Bernas.id-Surabaya. Menikah. Satu kata baper yang pasti diterjemahkan lain bagi setiap manusia terutama bagi perempuan dan laki-laki. Perbedaan genre juga berpeda dalam pola pikir serta definisi niat itu sendiri. Bagi wanita, mungkin menikah harus dilaksanakan secepatnya jika umur telah mencukupi. Ini juga berhubungan dengan kesehatan rahim perempuan itu sendiri. Namun bagaimana dengan laki-laki? Kaum adam ini terkadang lebih menganggap enteng permasalah satu ini. Permasalahan yang seringkali mengulurkan waktu pernikahan, apa saja itu
1. Gak bisa ?Klik?
Alasan utama para Adam ini menjomblo adalah rasa nyaman. Jika dirasa belum ada kecocokan satu sama lain, Laki-laki lebih memilih sendiri dibanding mengambil keraguan. Seringkali dalam beberapa kasus, pihak laki-laki sudah merasa sangat pas, hanya saja kebalikan dari sang perempuan. Ibarat kata sesepuh jaman dulu, ?Laki-laki itu menang milih, perempuan itu menang nolak.? Perlu perjuangan juga untuk mencocokkan dua hal bersebrangan ini.

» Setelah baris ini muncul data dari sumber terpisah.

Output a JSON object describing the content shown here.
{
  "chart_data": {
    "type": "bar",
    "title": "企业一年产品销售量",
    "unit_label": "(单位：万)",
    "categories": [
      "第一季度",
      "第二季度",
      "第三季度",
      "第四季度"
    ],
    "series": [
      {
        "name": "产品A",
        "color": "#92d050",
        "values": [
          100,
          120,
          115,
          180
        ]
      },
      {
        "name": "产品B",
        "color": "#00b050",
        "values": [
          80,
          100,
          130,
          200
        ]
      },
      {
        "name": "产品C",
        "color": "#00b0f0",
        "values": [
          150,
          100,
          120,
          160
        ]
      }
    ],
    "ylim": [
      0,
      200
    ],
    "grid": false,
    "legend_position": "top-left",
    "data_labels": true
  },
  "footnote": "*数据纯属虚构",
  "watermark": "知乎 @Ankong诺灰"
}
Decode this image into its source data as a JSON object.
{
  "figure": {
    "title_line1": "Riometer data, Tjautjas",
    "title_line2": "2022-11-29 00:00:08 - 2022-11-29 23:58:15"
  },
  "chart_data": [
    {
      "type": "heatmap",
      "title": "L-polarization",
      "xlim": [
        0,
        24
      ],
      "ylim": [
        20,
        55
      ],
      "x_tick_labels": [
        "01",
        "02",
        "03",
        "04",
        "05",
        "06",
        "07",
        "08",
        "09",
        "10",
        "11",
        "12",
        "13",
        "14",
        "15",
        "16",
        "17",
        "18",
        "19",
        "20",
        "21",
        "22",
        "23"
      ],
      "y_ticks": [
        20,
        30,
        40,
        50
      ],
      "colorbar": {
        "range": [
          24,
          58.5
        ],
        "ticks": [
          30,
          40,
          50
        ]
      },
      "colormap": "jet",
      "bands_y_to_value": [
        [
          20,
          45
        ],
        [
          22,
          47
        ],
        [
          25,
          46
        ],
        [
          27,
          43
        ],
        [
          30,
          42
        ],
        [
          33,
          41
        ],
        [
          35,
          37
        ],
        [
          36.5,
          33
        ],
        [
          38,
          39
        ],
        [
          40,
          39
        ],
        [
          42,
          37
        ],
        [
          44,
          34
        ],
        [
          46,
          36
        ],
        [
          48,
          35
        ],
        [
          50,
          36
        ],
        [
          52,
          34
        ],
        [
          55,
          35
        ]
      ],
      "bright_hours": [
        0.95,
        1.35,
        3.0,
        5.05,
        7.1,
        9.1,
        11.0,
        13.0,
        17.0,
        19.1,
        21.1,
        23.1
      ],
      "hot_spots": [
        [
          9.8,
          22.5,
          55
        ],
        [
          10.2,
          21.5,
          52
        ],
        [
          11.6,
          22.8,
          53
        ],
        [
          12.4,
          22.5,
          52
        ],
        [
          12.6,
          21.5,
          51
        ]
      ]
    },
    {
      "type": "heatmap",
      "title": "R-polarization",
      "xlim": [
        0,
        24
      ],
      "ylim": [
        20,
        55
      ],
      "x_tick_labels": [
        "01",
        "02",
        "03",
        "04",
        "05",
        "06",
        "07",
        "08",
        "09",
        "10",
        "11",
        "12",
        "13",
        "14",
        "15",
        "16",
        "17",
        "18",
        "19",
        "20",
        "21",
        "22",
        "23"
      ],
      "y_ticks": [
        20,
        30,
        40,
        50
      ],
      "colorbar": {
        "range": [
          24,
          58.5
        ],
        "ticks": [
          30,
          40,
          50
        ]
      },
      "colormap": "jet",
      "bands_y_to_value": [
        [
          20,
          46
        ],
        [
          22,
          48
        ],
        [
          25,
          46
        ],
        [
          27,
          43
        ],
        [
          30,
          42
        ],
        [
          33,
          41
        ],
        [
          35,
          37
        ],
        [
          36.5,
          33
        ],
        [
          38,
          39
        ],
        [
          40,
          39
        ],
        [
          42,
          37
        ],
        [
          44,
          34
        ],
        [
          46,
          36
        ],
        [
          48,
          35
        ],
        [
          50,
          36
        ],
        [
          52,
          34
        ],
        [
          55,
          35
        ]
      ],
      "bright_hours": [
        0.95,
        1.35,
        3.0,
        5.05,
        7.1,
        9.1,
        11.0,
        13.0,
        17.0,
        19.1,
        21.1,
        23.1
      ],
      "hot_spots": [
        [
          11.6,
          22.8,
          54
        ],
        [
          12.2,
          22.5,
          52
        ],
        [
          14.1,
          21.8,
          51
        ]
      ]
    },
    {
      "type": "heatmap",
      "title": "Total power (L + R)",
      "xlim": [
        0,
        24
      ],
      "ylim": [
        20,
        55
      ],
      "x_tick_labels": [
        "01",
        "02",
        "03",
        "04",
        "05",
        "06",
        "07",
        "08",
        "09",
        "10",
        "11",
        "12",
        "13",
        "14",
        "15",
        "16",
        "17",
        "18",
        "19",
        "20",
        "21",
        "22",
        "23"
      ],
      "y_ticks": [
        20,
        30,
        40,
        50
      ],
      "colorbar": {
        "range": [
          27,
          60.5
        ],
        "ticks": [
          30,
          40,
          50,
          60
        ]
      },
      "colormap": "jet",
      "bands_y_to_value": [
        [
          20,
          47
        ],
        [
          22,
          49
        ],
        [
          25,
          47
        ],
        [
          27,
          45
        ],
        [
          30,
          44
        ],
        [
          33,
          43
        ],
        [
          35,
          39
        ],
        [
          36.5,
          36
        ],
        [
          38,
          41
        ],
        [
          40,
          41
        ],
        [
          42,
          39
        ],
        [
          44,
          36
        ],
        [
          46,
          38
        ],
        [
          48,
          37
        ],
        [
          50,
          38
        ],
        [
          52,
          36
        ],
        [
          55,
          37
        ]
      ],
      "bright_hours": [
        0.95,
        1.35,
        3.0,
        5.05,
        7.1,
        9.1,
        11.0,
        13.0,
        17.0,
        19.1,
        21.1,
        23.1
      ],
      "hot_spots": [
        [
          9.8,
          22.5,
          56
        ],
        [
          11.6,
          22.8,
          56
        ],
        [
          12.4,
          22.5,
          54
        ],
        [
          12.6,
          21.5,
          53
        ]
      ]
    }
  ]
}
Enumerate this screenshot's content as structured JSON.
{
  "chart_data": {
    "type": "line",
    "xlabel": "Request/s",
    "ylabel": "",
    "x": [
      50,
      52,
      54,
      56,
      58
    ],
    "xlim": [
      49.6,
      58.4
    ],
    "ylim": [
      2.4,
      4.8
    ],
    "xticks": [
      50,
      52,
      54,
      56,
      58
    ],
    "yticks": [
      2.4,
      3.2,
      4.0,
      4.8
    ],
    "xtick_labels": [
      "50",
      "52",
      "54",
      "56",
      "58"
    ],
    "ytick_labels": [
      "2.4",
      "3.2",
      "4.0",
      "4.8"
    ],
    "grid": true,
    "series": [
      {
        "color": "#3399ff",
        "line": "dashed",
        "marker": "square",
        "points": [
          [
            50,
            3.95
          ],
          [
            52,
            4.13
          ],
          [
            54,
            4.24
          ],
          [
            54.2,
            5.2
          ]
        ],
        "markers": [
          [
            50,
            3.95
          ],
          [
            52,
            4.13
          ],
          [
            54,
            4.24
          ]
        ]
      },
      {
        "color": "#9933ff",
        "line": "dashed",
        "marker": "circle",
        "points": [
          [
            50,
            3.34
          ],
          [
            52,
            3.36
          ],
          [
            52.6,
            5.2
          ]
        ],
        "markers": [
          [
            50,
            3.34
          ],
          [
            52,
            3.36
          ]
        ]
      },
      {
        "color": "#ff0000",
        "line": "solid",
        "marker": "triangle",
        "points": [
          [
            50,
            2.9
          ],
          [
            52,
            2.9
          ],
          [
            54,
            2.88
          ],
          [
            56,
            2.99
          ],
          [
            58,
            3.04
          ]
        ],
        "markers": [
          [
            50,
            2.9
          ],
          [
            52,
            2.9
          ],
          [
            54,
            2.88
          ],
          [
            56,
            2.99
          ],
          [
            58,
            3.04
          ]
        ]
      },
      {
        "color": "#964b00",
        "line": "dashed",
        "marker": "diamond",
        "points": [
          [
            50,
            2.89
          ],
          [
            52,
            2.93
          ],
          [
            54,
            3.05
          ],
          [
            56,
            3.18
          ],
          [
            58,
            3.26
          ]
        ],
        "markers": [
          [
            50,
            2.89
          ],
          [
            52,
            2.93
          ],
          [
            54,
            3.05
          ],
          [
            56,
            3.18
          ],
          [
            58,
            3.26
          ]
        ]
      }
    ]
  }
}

Sebelum melangkah lebih jauh, temukan kriteria pasangan yang hendak kita dekati. Sehingga mampu terhindar dari kisah cinta bertepuk sebelah tangan.
2. Fobia hubungan
Hal paling mendasari keberanian laki-laki adalah trauma. Mereka yang belum pernah mengalami patah hati, bisa saja tidak pernah merasakan fobia. Mereka yang pernah mengalami kegagalan kadangkala enggan memulai hubungan. Walaupun, tidak semua kegagalan berujung pada fobia. Laki-laki yang terlau mencintai pasangannya akan mengalami fase traumatis hebat dalam hidupnya. Traumatis tersebut kadang mengalah pada fobia. Perlu perjuangan terlebih waktu yang cukup untuk menghapus kekhawatiran ini secara perlahan. Namun tidak ada cara paling efektif selain menemukan sosok wanita yang mampu menghapus trauma tersebut.
3. Restu
Menjadi titik klimaks dalam suatu hubungan adalah saat mencari restu. Bukan jadi hal sederhana sebenarnya, terlebih dalam hubungan keluarga yang cukup rumit dalam mendapat restu. Laki-laki yang tangguh justru akan menangguhkan hari pernikahan mereka demi restu kedua keluarga. Ini juga sebagai penyebab mundurnya hari pernikahan. Tak jarang, beberapa pasangan bahkan menghabiskan bertahun-tahun untuk mendapat restu kedua keluarga. Perjuangan dan bukti tentu diperlukan disertai saling percaya juga kesetiaan.